FOUNDER of the Guyana Foundation, Supriya Singh-Bodden, will travel shortly to the United Kingdom to establish a presence of the organisation there for persons who have expressed an interest in contributing to its work.

The mental health education and counselling programmes, the skills training programmes and the community renewal programmes, have touched thousands of lives in a positive way since the organisation was established in 2013. The Foundation will soon open another Sunrise Centre in Georgetown.

The Foundation’s work has gained international support from universities, Scotiabank, other global foundations, Rotary International.

“Guyana needs unity, Guyana needs healing, it is clear that if a road map is not found to sincerely and genuinely create this way forward, our communities will continue to be troubled no matter what any politician says,” Singh-Bodden said.

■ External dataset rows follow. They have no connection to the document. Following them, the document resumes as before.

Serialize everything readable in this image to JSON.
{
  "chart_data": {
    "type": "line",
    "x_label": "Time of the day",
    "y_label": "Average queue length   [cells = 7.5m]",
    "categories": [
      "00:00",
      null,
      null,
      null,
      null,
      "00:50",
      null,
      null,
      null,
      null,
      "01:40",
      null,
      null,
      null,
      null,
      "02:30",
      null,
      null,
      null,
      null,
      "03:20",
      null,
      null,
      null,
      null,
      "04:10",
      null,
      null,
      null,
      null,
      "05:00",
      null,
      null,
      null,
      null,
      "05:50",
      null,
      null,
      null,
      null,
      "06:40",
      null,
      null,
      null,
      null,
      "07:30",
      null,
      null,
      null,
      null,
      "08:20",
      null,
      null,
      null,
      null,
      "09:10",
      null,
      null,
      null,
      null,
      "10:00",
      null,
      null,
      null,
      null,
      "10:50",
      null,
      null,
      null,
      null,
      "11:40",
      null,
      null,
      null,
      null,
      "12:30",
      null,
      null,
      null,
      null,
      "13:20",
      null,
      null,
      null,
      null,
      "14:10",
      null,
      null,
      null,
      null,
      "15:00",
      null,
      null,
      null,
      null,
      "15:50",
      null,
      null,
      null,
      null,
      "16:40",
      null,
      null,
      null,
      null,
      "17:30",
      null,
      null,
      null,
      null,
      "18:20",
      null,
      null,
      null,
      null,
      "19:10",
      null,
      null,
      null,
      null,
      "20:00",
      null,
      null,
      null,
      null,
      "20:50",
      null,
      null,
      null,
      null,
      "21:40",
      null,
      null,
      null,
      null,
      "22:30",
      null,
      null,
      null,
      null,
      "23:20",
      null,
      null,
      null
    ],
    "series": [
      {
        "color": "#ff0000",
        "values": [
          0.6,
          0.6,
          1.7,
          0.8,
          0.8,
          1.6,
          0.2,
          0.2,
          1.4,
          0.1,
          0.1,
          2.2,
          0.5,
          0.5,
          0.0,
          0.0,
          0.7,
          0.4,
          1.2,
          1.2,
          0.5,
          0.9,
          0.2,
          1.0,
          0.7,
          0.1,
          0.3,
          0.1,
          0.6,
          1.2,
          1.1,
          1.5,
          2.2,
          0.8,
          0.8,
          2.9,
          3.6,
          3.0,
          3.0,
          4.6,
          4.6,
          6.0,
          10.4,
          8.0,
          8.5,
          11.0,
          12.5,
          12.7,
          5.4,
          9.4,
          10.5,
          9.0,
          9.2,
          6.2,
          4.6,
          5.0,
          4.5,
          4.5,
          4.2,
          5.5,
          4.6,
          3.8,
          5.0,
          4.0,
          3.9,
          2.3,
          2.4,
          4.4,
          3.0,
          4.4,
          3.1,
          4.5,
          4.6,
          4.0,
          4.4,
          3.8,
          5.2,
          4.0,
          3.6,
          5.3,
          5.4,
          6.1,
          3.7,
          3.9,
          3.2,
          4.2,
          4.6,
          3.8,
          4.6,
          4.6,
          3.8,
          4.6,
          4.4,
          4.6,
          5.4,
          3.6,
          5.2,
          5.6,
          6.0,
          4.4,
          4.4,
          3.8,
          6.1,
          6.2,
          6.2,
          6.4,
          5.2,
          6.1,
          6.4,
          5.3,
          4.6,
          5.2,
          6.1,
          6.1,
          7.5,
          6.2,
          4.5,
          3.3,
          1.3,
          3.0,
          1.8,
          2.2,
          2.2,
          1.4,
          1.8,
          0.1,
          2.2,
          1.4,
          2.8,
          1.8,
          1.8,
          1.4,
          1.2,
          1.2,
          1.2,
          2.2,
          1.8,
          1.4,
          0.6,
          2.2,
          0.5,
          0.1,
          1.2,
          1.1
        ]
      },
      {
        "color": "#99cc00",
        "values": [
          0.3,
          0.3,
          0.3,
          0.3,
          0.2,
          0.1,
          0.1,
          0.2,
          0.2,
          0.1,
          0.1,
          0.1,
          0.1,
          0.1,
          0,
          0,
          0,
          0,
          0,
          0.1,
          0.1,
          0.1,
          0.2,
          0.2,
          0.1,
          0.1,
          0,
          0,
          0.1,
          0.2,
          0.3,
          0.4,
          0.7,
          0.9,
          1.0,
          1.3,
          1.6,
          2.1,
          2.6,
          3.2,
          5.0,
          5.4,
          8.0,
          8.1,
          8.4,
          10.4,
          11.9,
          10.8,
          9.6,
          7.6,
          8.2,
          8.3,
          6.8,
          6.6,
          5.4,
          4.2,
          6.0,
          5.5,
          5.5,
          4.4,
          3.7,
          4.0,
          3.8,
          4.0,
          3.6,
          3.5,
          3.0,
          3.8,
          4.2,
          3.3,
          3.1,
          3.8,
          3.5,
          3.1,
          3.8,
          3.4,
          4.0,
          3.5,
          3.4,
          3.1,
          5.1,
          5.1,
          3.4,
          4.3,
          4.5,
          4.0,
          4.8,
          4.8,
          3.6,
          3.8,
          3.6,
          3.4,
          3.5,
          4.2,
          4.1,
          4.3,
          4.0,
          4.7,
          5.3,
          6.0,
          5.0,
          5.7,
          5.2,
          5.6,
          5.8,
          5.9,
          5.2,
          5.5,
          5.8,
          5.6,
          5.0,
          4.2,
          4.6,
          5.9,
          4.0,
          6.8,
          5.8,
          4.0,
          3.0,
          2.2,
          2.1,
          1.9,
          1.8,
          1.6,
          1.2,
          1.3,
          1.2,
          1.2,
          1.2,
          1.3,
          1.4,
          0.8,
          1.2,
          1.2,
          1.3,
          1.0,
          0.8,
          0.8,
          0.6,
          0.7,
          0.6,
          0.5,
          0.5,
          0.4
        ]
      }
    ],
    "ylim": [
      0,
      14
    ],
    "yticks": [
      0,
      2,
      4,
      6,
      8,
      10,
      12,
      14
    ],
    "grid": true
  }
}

She added: “We can continue to do our programmes, we can do thousands of programmes but we cannot fix the deep-seated problems in each community, we cannot lift the general fog that pins people down in poverty, making them feel hopeless. We can only do so much. If you read recently of the mother who stabbed her toddler to death and you were horrified then we have to tell you that there is more of this level of dysfunction in our communities. Our work reveals this every day.”

However hard and difficult forging a united Guyana is, she said it has to be done if Guyanese are to really make any headway.

“No one wants to hear from divided leaders. No side is bringing them hope that all will be well; some feel they are taken care of, some feel they are abandoned, that is the nature of the fractured politics of Guyana. Oil cannot help us. We need to be united,” Singh-Bodden explained.

She continued: “We say this with great conviction because we have worked in the villages and we have seen firsthand, that the people are too needy, too shattered, too poor, too troubled. Nice words and photo ops showing some small handout we give to them is no longer enough. We will continue our work because if we stop, there would be a terrible void and one less good thing happening in the lives of the poor people of Guyana. Yes, we have thousands of very poor people whether we want to admit it or not.”

Guyana Foundation is saying a united Guyana is the only way to bring healing to the communities.